Getting back to the title of Mr. Izdryk’s article. He claims that the problem with feminism is to be found in the feminists (primarily yours truly) failing to find their Lady Chatterley’s lovers, those real tough men who, using their sexual prowess in the first place, can show us women what real happiness is all about. There is nothing new about this argument. Back in the sixties it was widely used in the West, mostly in antifeminist gutter journalism, but never in the academic or literary context, never by full-bodied prestigious newspapers. Several years ago in our journal Suchasnist this argument was addressed to Oksana Zabuzhko by Viktor Neborak. It hurt then and it hurts now. Not because it is offensive, but because of the polemic level.
Here is what I have to say. Dear gentlemen writers, is it really possible that you have let yourselves be deceived for so long? I mean things that have long been known elsewhere in the world. Do you really believe that feminism will disappear after women “discover the habitat of men of the caliber of Lady Chatterley’s lover”? You of all people, should know, that this lover never existed, that he was born of Lawrence’s sick imagining, because he, haunted by multiple complexes, sought to solve his own personal problems.

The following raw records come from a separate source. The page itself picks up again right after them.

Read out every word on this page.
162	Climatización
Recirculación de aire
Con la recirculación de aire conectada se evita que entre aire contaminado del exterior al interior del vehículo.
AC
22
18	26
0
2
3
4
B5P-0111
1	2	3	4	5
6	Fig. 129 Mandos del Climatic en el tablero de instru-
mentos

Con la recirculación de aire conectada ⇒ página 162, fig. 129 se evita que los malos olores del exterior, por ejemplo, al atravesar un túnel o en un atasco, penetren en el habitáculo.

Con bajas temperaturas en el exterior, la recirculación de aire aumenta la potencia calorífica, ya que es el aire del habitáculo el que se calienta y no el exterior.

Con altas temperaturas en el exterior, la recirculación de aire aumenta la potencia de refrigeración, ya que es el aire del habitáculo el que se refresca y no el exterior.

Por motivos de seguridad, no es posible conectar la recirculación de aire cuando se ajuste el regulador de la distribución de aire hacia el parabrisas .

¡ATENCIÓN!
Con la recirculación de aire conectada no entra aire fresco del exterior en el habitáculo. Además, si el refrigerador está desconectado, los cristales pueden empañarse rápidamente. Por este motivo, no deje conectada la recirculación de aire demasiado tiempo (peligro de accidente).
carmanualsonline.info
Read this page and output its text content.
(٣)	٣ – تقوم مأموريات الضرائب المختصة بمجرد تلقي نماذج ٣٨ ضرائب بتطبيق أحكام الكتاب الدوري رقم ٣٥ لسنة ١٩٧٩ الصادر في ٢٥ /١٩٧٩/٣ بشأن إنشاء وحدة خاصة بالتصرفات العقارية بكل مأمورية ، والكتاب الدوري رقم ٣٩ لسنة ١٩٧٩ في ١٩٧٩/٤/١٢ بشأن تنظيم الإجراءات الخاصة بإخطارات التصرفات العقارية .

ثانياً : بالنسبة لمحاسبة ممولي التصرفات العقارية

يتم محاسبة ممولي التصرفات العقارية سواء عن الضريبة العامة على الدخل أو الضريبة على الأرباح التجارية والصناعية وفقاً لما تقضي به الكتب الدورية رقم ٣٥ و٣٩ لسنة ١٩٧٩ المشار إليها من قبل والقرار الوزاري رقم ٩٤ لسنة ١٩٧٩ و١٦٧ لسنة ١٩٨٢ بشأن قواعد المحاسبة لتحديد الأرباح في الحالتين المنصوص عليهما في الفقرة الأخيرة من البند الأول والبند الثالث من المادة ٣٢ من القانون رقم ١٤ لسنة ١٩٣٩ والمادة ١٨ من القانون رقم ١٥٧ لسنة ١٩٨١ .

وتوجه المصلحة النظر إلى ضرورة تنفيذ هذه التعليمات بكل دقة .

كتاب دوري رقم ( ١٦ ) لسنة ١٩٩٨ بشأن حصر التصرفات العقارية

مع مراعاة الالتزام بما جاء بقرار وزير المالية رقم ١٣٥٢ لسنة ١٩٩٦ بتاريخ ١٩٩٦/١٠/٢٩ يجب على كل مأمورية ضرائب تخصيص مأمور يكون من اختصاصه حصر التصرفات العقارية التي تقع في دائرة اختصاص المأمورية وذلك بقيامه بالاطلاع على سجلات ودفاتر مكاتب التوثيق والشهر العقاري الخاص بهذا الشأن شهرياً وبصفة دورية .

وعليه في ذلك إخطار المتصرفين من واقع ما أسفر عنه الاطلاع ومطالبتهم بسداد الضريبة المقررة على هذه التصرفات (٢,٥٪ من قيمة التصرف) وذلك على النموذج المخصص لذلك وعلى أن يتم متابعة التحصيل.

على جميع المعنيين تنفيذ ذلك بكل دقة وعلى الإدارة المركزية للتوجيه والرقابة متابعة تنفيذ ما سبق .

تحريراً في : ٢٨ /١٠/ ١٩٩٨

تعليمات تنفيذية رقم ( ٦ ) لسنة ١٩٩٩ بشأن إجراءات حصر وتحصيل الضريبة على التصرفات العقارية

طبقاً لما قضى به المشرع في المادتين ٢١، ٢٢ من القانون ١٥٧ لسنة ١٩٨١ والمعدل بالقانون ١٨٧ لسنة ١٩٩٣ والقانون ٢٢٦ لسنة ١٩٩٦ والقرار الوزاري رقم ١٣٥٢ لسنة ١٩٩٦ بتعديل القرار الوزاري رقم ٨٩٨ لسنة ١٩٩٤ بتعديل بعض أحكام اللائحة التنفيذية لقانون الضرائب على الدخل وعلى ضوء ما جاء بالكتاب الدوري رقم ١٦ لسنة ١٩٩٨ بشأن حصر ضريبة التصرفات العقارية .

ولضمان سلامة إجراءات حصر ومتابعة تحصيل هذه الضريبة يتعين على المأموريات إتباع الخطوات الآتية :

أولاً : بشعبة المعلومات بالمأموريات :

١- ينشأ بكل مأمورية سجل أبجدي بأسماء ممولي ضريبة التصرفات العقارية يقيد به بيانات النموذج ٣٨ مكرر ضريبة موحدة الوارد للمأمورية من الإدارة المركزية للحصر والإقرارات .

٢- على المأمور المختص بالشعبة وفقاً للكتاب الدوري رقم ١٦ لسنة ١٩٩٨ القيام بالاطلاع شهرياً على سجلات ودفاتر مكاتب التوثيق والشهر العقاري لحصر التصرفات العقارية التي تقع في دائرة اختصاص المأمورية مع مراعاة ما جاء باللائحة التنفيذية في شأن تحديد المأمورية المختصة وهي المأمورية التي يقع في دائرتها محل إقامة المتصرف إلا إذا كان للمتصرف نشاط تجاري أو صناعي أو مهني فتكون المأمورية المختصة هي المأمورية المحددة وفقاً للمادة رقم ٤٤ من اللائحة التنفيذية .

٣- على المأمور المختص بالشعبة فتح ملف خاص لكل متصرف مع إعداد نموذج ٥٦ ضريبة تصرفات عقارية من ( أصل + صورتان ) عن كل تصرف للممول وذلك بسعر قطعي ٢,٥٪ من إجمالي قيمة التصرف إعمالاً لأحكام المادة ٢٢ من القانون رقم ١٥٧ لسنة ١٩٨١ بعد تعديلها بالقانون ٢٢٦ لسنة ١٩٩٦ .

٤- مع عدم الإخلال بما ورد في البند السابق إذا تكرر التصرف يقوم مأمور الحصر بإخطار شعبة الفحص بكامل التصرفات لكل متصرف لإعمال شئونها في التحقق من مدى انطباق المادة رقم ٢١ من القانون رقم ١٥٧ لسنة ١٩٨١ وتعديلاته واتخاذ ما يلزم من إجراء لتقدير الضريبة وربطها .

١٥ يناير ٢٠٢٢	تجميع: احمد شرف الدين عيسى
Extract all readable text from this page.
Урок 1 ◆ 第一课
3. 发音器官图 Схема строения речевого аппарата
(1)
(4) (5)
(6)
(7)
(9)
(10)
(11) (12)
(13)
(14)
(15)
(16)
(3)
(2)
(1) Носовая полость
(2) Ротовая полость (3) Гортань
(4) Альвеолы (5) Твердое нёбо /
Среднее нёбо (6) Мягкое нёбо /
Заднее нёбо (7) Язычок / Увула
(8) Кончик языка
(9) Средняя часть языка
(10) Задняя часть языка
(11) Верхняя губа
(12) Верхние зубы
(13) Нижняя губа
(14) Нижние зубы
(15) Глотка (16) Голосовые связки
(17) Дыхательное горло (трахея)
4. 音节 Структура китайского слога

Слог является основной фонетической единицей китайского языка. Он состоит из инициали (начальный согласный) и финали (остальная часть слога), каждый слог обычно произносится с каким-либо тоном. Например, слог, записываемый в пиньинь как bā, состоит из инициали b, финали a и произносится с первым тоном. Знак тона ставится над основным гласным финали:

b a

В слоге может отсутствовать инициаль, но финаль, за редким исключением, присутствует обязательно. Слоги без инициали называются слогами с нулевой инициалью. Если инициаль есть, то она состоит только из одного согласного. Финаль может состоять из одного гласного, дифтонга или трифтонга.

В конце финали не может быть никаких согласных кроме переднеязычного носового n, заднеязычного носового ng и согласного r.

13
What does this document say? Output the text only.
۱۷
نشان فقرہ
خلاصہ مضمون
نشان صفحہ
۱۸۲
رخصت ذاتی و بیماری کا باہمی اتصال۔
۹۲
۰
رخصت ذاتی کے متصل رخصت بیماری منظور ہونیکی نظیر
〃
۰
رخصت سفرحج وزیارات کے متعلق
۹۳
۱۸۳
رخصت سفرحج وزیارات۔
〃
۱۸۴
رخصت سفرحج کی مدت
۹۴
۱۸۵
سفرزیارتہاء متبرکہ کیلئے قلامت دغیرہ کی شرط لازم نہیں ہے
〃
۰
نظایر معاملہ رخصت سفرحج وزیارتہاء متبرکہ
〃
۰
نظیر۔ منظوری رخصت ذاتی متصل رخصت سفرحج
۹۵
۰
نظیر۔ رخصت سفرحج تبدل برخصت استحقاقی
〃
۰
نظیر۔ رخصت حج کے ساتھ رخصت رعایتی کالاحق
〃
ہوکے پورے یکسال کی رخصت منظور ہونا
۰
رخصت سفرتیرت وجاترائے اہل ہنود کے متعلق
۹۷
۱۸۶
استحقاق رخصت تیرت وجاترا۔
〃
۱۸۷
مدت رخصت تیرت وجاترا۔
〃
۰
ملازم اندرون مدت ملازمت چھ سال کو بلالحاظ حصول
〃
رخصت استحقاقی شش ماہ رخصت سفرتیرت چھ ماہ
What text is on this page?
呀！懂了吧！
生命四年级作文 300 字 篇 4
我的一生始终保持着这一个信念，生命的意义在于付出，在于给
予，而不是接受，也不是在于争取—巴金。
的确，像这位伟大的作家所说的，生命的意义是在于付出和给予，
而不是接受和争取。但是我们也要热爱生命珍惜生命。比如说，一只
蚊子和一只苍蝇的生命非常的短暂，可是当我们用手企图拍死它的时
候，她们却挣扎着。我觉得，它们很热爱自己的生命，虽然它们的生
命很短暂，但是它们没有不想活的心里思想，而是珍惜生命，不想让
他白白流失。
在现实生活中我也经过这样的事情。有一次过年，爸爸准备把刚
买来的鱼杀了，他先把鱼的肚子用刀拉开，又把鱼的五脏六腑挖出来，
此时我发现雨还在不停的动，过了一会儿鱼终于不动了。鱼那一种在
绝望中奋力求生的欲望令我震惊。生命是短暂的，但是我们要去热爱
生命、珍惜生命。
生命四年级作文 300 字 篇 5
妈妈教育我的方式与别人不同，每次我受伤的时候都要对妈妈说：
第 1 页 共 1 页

Izdryk is correct in referring to the title of my article as rhetorical. The question mark does not mean that I expect feminism to turn into a mass phenomenon in Ukraine. I am sure, however, that feminism is necessary, for women to be paid on equal terms with men, not to be pink-slipped ahead of men, not to act as family draft animals or as the only available work force for collective farm fields. There is also intellectual feminism, and it exists and is actively spreading even now. Its task is to redesign culture with its stereotypes and dogmas, serve as a tool of dialogue and modernization, and eventually as a cold shower for all those expecting feminism to disperse like smoke once a Lady-Chatterley-caliber lover steps in.